Situation des ressortissants guinéens en situation irrégulière à l’étranger :« Il y a 6 000 Guinéens en difficulté, 120 sont rentrés », annonce Morissanda Kouyaté

À l’issue d’une conférence de presse, le ministre des Affaires étrangères, de l’Intégration africaine et des Guinéens établis à l’étranger, Morissanda Kouyaté, a apporté, ce jeudi 26 février, des clarifications sur la situation des ressortissants guinéens en situation irrégulière à l’étranger.

S’exprimant sur le cas de l’Allemagne, le chef de la diplomatie guinéenne a indiqué qu’environ 6 000 Guinéens y seraient actuellement en difficulté administrative. Parmi eux, 120 sont déjà rentrés au pays.

« Ce n’est pas seulement l’Allemagne, c’est l’Union européenne », a-t-il précisé, soulignant que la problématique dépasse le cadre bilatéral et concerne l’ensemble de l’espace européen. Le ministre a insisté sur le fait qu’il ne s’agit pas « d’exclusions arbitraires ». Selon lui, les personnes concernées par les retours ont « épuisé tous les recours légaux » dans les pays d’accueil.

« Il ne reste plus qu’à rester en prison ou à être renvoyés. Nous avons choisi de les accueillir », a-t-il déclaré, rappelant que la Guinée assume sa responsabilité vis-à-vis de ses citoyens.Sans révéler le nombre total de Guinéens expulsés vers la Guinée ces dernières années, le ministre a indiqué disposer de données sensibles qu’il préfère ne pas rendre publiques afin d’éviter toute polémique.

« Si je donne ce chiffre, vous allez sursauter.

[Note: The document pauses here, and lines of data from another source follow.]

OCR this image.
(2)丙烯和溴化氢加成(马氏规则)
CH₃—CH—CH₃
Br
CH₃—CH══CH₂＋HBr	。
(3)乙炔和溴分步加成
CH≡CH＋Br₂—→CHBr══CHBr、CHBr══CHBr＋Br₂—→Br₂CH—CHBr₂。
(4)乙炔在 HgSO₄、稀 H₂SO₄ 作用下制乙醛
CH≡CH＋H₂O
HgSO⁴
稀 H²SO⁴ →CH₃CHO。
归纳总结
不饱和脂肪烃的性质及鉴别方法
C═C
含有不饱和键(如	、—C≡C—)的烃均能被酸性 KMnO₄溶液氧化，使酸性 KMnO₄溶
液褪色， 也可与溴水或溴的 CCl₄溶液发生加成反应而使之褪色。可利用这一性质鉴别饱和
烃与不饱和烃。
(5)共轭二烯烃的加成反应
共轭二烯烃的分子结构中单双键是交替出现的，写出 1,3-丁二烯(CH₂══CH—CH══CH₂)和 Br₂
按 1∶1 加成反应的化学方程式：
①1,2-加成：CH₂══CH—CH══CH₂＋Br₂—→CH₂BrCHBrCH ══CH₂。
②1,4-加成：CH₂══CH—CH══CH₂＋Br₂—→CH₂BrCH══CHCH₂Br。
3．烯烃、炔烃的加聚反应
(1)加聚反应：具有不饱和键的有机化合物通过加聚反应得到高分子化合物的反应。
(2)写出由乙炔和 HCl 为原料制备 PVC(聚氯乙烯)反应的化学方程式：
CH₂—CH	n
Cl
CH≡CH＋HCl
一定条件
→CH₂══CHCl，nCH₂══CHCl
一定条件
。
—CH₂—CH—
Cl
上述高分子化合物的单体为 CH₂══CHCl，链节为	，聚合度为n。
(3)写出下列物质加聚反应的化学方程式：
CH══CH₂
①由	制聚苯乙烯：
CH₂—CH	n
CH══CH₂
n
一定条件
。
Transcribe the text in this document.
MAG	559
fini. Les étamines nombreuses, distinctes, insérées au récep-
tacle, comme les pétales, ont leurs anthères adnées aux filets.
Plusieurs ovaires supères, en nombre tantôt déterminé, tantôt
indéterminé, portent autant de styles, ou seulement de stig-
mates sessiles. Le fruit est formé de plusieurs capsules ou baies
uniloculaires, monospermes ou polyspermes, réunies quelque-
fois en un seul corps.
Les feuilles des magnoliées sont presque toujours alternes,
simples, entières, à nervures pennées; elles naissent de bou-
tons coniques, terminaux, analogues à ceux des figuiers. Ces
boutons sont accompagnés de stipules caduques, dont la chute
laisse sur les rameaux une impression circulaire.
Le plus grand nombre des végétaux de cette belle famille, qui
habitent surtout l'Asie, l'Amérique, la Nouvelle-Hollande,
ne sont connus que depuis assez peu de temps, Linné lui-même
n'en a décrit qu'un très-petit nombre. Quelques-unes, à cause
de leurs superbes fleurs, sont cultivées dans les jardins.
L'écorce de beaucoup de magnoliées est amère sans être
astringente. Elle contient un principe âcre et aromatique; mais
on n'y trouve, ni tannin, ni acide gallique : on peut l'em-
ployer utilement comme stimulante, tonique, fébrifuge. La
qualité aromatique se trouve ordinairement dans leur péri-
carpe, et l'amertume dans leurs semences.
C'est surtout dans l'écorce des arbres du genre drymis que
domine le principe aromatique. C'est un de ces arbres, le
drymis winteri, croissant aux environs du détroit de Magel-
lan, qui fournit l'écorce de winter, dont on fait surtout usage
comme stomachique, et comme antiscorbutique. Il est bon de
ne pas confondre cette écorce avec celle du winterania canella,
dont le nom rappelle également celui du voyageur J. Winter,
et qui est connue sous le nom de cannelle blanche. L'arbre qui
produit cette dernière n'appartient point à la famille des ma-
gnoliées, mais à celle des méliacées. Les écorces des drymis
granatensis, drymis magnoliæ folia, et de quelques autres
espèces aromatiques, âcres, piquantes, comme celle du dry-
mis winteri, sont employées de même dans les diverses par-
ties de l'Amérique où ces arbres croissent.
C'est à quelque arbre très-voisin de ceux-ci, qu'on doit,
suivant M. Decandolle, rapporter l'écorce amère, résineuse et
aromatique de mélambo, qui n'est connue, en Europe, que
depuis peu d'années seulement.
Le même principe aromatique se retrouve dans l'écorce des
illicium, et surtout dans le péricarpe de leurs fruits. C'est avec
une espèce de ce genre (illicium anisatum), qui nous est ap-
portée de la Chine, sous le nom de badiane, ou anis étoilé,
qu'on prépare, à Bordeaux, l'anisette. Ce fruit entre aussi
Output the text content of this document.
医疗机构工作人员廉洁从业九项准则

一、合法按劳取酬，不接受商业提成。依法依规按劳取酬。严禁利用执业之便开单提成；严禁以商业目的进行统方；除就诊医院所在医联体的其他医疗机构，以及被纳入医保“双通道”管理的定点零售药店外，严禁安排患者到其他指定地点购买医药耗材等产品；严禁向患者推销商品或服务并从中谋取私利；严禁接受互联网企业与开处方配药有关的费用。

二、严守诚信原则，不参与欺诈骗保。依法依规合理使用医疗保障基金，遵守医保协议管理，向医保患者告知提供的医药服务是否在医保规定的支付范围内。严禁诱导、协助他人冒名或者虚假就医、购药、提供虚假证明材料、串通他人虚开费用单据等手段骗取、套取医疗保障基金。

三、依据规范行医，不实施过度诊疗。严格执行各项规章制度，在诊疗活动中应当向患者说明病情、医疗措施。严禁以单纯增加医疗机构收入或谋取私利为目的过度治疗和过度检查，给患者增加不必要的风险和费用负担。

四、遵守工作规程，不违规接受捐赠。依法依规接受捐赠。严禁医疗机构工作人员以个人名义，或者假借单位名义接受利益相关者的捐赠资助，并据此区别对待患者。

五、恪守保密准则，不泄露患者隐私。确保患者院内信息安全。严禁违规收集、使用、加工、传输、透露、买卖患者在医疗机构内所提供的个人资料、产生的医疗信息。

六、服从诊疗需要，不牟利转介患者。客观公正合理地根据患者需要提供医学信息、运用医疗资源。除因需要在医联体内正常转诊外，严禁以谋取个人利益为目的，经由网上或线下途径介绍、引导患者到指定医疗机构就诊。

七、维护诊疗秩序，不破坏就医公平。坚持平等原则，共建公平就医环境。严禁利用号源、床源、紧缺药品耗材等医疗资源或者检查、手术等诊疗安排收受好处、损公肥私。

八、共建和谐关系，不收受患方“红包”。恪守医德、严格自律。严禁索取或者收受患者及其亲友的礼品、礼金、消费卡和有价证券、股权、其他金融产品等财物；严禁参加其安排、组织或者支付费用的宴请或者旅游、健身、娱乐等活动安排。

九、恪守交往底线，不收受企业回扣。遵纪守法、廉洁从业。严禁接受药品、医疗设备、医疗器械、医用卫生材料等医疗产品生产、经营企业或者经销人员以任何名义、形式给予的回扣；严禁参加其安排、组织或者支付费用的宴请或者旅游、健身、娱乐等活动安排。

Je ne veux pas créer de controverse », a-t-il affirmé.

Concernant l’Allemagne, il a annoncé avoir demandé « une pause » dans l’application de certaines procédures, le temps de faire la lumière sur des allégations de mauvais traitements évoquées par des ressortissants guinéens. « Nous allons enquêter ensemble pour vérifier si ces faits sont avérés », a-t-il assuré.Le chef de la diplomatie a rappelé que les relations entre États reposent sur la négociation et le respect mutuel des règles.

« Nous ne sommes pas tout-puissants. L’Allemagne non plus. Chacun a ses droits et ses règles. Il faut négocier », a-t-il martelé, insistant sur la nécessité de préserver de bonnes relations bilatérales tout en défendant les intérêts des Guinéens établis à l’étranger.Il a également souligné que la Guinée n’est pas un cas isolé. « D’autres pays ont connu des expulsions massives », a-t-il indiqué, évoquant notamment un pays d’Afrique du Nord ayant enregistré 7 800 expulsions. Selon lui, la Guinée apporte même son soutien à certains États confrontés à des situations similaires.Le phénomène du « pays tiers »Autre point soulevé : le développement du mécanisme dit du « pays tiers ».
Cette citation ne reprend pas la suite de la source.